What are Swell Surges?

  • Kallakkadal is a colloquial term used by Kerala fishermen to refer to the freaky flooding episodes and in 2012 UNESCO formally accepted this term for scientific use.
  • During Kallakkadal events, the sea surges into the land and inundates vast areas.
  • Such events are intermittent throughout the year.
  • Kallakkadal or Swell surge occurs along the Indian coast, particularly the west coast.
  • Kallakkadal are caused by meteorological conditions in the Southern Ocean, south of 30°S.
  • A study by INCOIS scientists has revealed that specific meteorological conditions in the Southern Indian Ocean support the generation of long period swells.
  • These swells once generated, travel northward and reach the Indian coasts in 3-5 days’ time, creating havoc in the coastal areas.
  • The system will now predict Kallakkadal and warnings will be given to concerned authorities at least 2-3 days in advance, which will help the local authorities for contingency plans and to reduce damage.
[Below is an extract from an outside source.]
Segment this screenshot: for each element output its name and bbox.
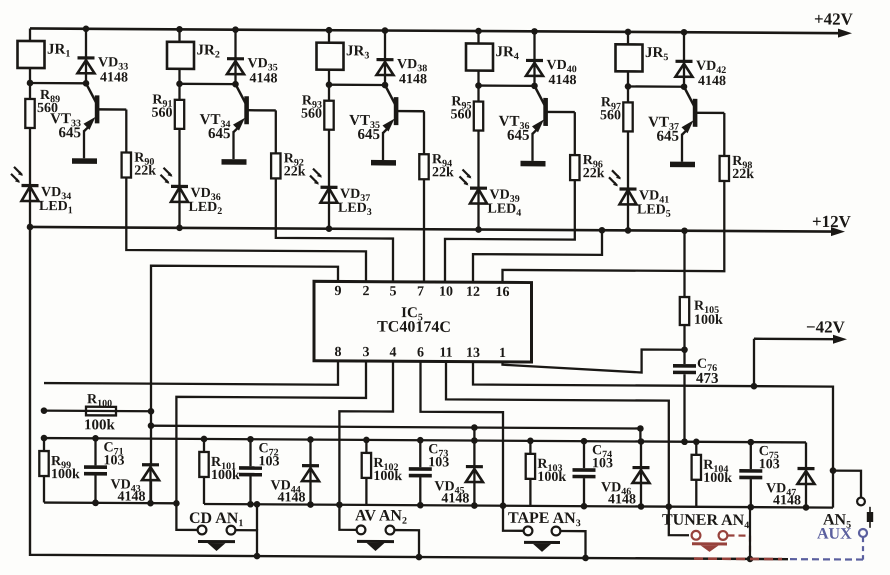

Algal Bloom Information Service:

  • The Algal Bloom Information Service (ABIS) has been launched to provide timely information on harmful algal blooms, which are detrimental to coastal fisheries and also tend to induce respiratory problems within the coastal population from time to time.
  • The increasing frequency of algal blooms is a major concern due to its ill effects on fishery, marine life and water quality.
  • INCOIS has developed a service for “Detection and Monitoring of Bloom in the Indian Seas”.
  • The target users are fishermen, marine fishery resource managers, researchers, ecologists and environmentalists.
  • The service also complements INCOIS’ marine fishing advisories i.e. Potential Fishing Zone advisories.
  • INCOIS-ABIS will provide near-real time information on spatio-temporal occurrence and spread of phytoplankton blooms over the North Indian Ocean.
  • Accordingly, relevant data retrieved from satellites i.e. Sea Surface Temperature, chlorophyll-a, Algal Bloom Index – chlorophyll, rolling chlorophyll anomaly, rolling sea surface temperature anomaly, phytoplankton class/species, phytoplankton size class and a composite image delineating bloom and non-bloom regions will be disseminated daily through ABIS.
  • In addition, four regions have been identified as bloom hotspots:
    • North Eastern Arabian Sea
    • coastal waters off Kerala
    • Gulf of Mannar, Tamil Nadu
    • coastal waters of Gopalpur, Odisha

Indian National Centre for Ocean Information Services:

  • Indian National Centre for Ocean Information Services (INCOIS) provides a number of free services for users in the marine realm.
  • The institute is an autonomous organisation under the Ministry of Earth Sciences.
  • INCOIS prioritises requests for specific services from its diverse user community that ranges right from fishermen to offshore oil exploration industries.